Louis si alzò in piedi, lanciando un'occhiata al riccio che si avvicinò alla porta della cella, stringendo in una mano una sbarra.
Le luci al neon conferivano loro un profilo molto tetro, come se volesse mostrare esternamente il loro umore, i sentimenti che li stavano facendo ammuffire dall'interno, la voglia di esplodere e di coinvolgere chiunque avessero intorno, ma si trattennero anche quando Malik li accompagnò lungo la fine del corridoio, lasciandosi la stanza alle spalle.
Si sentivano dei ticchettii sul pavimento, il cielo che si intravedeva attraverso le finistre era colorato con le sfumature del crepuscolo, alcune stelle che apparivano pian piano.
Malik poi li superò con il suo passo rapido, la sua divisa e la sua barba curata a decorargli il mento, le sopracciglia folte aggrottate e le labbra carnose strette tra loro. Girò il pomello dell'ultima porta del corridoio, spalancandola. Louis ed Harry vennero investiti da un forte odore di disinfettante, Anne e Johannah dietro una scrivania che firmavano dei documenti e altri poliziotti che intimavano alle persone ferme nel grande atrio di fare silenzio.
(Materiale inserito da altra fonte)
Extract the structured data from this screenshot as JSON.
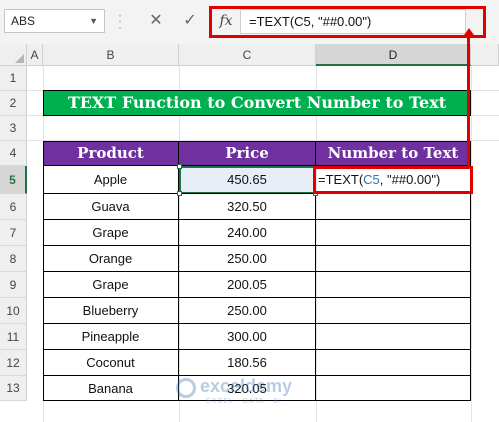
{
  "formula_bar": {
    "name_box": "ABS",
    "cancel_icon": "close-icon",
    "enter_icon": "check-icon",
    "fx_label": "fx",
    "formula": "=TEXT(C5, \"##0.00\")"
  },
  "columns": [
    "A",
    "B",
    "C",
    "D"
  ],
  "rows": [
    "1",
    "2",
    "3",
    "4",
    "5",
    "6",
    "7",
    "8",
    "9",
    "10",
    "11",
    "12",
    "13"
  ],
  "title": "TEXT Function to Convert Number to Text",
  "table": {
    "headers": [
      "Product",
      "Price",
      "Number to Text"
    ],
    "rows": [
      {
        "product": "Apple",
        "price": "450.65"
      },
      {
        "product": "Guava",
        "price": "320.50"
      },
      {
        "product": "Grape",
        "price": "240.00"
      },
      {
        "product": "Orange",
        "price": "250.00"
      },
      {
        "product": "Grape",
        "price": "200.05"
      },
      {
        "product": "Blueberry",
        "price": "250.00"
      },
      {
        "product": "Pineapple",
        "price": "300.00"
      },
      {
        "product": "Coconut",
        "price": "180.56"
      },
      {
        "product": "Banana",
        "price": "320.05"
      }
    ],
    "d5_formula": {
      "prefix": "=TEXT(",
      "ref": "C5",
      "suffix": ", \"##0.00\")"
    }
  },
  "colors": {
    "title_bg": "#00b050",
    "header_bg": "#7030a0",
    "highlight": "#e00000",
    "selection": "#217346"
  },
  "watermark": {
    "name": "exceldemy",
    "tagline": "EXCEL · DATA · BI"
  }
}
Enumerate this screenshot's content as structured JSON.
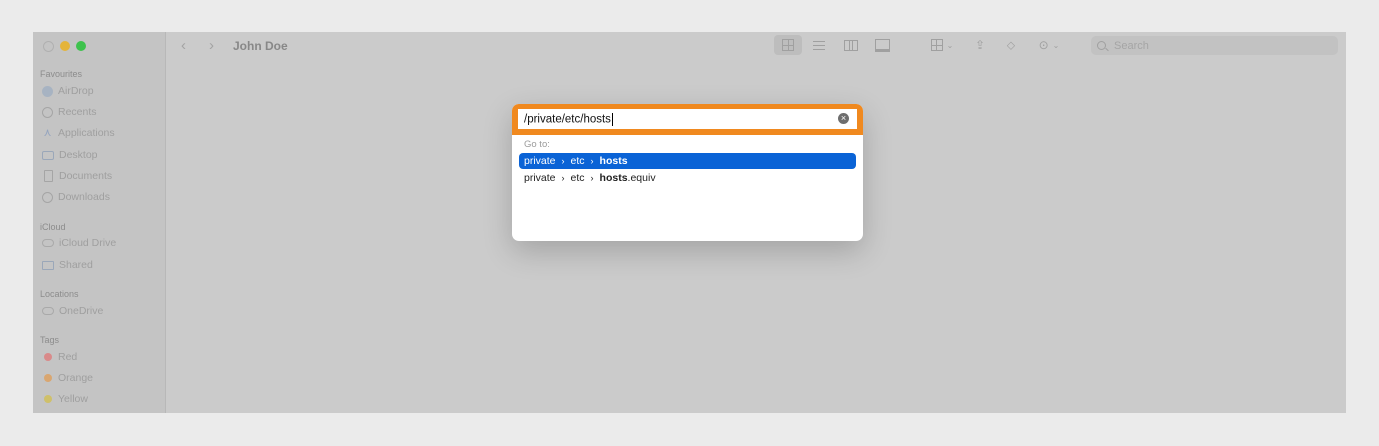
{
  "window": {
    "title": "John Doe"
  },
  "sidebar": {
    "favourites_title": "Favourites",
    "favourites": [
      {
        "label": "AirDrop",
        "icon": "airdrop-icon"
      },
      {
        "label": "Recents",
        "icon": "clock-icon"
      },
      {
        "label": "Applications",
        "icon": "applications-icon"
      },
      {
        "label": "Desktop",
        "icon": "desktop-icon"
      },
      {
        "label": "Documents",
        "icon": "document-icon"
      },
      {
        "label": "Downloads",
        "icon": "download-icon"
      }
    ],
    "icloud_title": "iCloud",
    "icloud": [
      {
        "label": "iCloud Drive",
        "icon": "cloud-icon"
      },
      {
        "label": "Shared",
        "icon": "shared-folder-icon"
      }
    ],
    "locations_title": "Locations",
    "locations": [
      {
        "label": "OneDrive",
        "icon": "cloud-icon"
      }
    ],
    "tags_title": "Tags",
    "tags": [
      {
        "label": "Red",
        "color": "#d98a8a"
      },
      {
        "label": "Orange",
        "color": "#d9a670"
      },
      {
        "label": "Yellow",
        "color": "#cfc06a"
      }
    ]
  },
  "toolbar": {
    "back_icon": "chevron-left-icon",
    "forward_icon": "chevron-right-icon",
    "search_placeholder": "Search"
  },
  "goto_dialog": {
    "path_value": "/private/etc/hosts",
    "goto_label": "Go to:",
    "suggestions": [
      {
        "parts": [
          "private",
          "etc"
        ],
        "match": "hosts",
        "suffix": "",
        "selected": true
      },
      {
        "parts": [
          "private",
          "etc"
        ],
        "match": "hosts",
        "suffix": ".equiv",
        "selected": false
      }
    ],
    "separator": "›",
    "highlight_color": "#f0891f",
    "selection_color": "#0a63d6"
  }
}
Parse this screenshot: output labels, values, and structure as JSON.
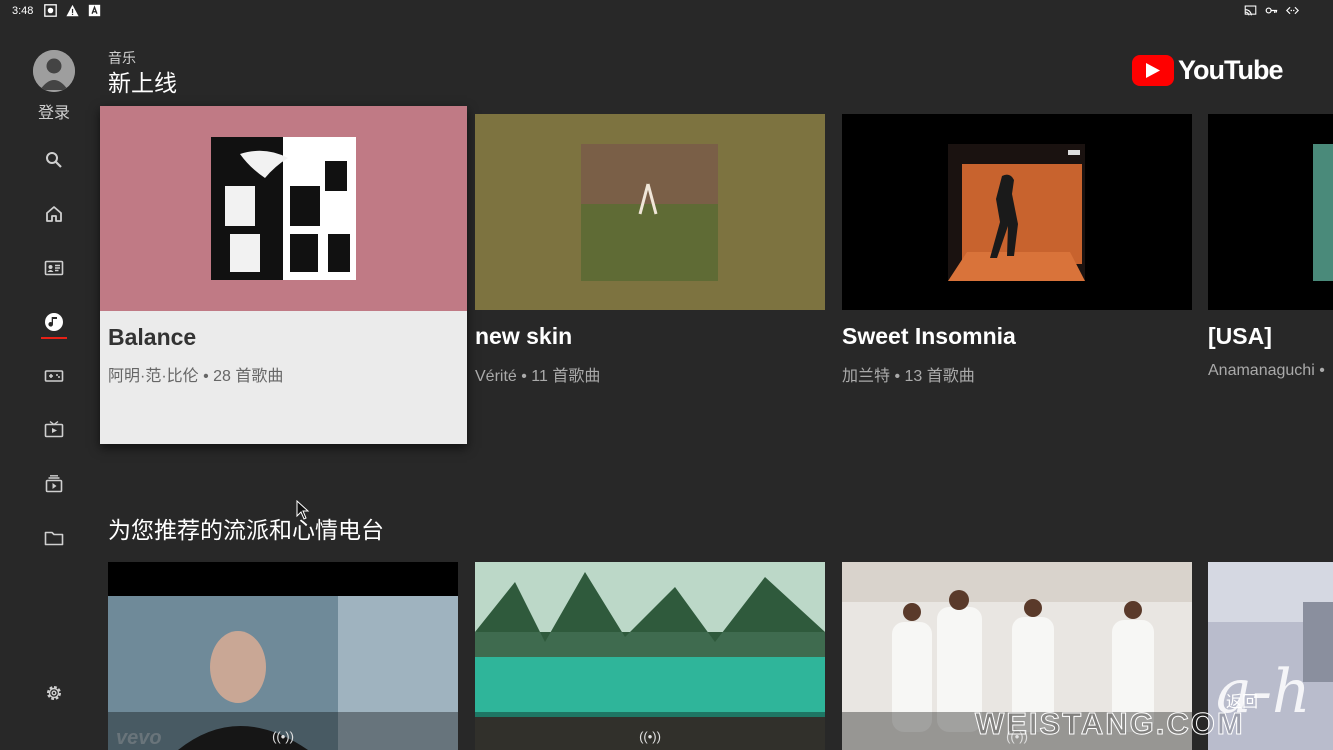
{
  "status_bar": {
    "time": "3:48",
    "left_icons": [
      "screenshot-icon",
      "warning-icon",
      "a-badge-icon"
    ],
    "right_icons": [
      "cast-icon",
      "vpn-key-icon",
      "code-icon"
    ]
  },
  "sidebar": {
    "login_label": "登录",
    "items": [
      {
        "icon": "search-icon"
      },
      {
        "icon": "home-icon"
      },
      {
        "icon": "subscriptions-icon"
      },
      {
        "icon": "music-icon",
        "active": true
      },
      {
        "icon": "gaming-icon"
      },
      {
        "icon": "tv-icon"
      },
      {
        "icon": "queue-icon"
      },
      {
        "icon": "folder-icon"
      },
      {
        "icon": "settings-icon"
      }
    ]
  },
  "header": {
    "kicker": "音乐",
    "title": "新上线",
    "logo_text": "YouTube"
  },
  "albums": [
    {
      "title": "Balance",
      "subtitle": "阿明·范·比伦 • 28 首歌曲",
      "bg": "#c07a85",
      "focused": true
    },
    {
      "title": "new skin",
      "subtitle": "Vérité • 11 首歌曲",
      "bg": "#7d7340"
    },
    {
      "title": "Sweet Insomnia",
      "subtitle": "加兰特 • 13 首歌曲",
      "bg": "#000000"
    },
    {
      "title": "[USA]",
      "subtitle": "Anamanaguchi •",
      "bg": "#000000"
    }
  ],
  "radio_row": {
    "title": "为您推荐的流派和心情电台",
    "badge": "((•))"
  },
  "overlay": {
    "watermark": "WEISTANG.COM",
    "back_label": "返回"
  }
}
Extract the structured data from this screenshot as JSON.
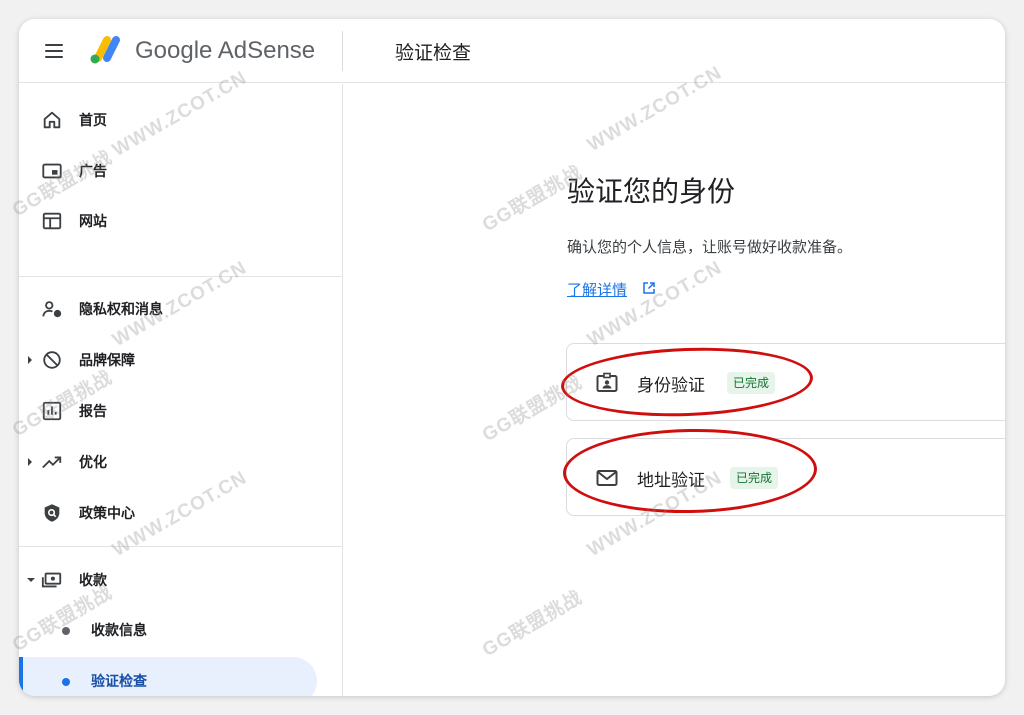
{
  "header": {
    "brand": "Google AdSense",
    "page_title": "验证检查"
  },
  "sidebar": {
    "items": [
      {
        "label": "首页",
        "icon": "home-icon"
      },
      {
        "label": "广告",
        "icon": "ads-icon"
      },
      {
        "label": "网站",
        "icon": "sites-icon"
      },
      {
        "label": "隐私权和消息",
        "icon": "privacy-icon"
      },
      {
        "label": "品牌保障",
        "icon": "block-icon"
      },
      {
        "label": "报告",
        "icon": "reports-icon"
      },
      {
        "label": "优化",
        "icon": "trending-icon"
      },
      {
        "label": "政策中心",
        "icon": "shield-icon"
      },
      {
        "label": "收款",
        "icon": "payments-icon"
      }
    ],
    "sub_items": [
      {
        "label": "收款信息"
      },
      {
        "label": "验证检查",
        "active": true
      }
    ]
  },
  "main": {
    "heading": "验证您的身份",
    "description": "确认您的个人信息，让账号做好收款准备。",
    "learn_more": "了解详情",
    "cards": [
      {
        "label": "身份验证",
        "status": "已完成",
        "icon": "id-card-icon"
      },
      {
        "label": "地址验证",
        "status": "已完成",
        "icon": "mail-icon"
      }
    ]
  },
  "watermark": {
    "brand_text": "GG联盟挑战",
    "site_text": "WWW.ZCOT.CN"
  },
  "colors": {
    "accent": "#1a73e8",
    "active_bg": "#e8f0fe",
    "badge_text": "#137333",
    "badge_bg": "#e6f4ea",
    "annotation": "#d10e0e"
  }
}
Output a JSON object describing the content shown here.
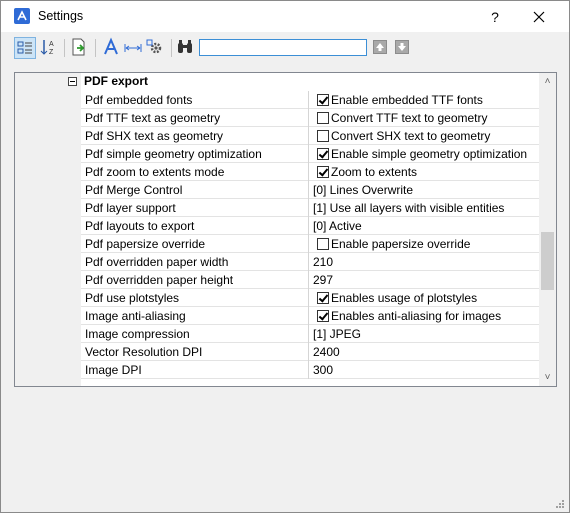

Harry e Louis seguirono con il capo chino il percorso delimitato da una linea nera, poi il riccio alzò impercettibilmente lo sguardo sulla porta che avrebbe permesso loro di lasciare il carcere alle loro spalle. Ivy e Rachel erano lì, appena dietro la linea nera che delimitava il tragitto, le braccia a stringere i loro corpi e i loro volti ricolmi di chiazze rosse.
Anne e Johannah si guardarono, poi videro i loro figli e abbandonarono l'atrio uscendo su una porta secondaria, la cauzione pagata che costava loro fin troppi soldi.
Harry, appena vide le ragazze, serrò le mani in due pugni stretti pronti a colpire qualcosa o qualcuno, e Louis se ne rese conto, guardando di sottecchi una chioma turchese che si era appena resa conto della loro apparizione.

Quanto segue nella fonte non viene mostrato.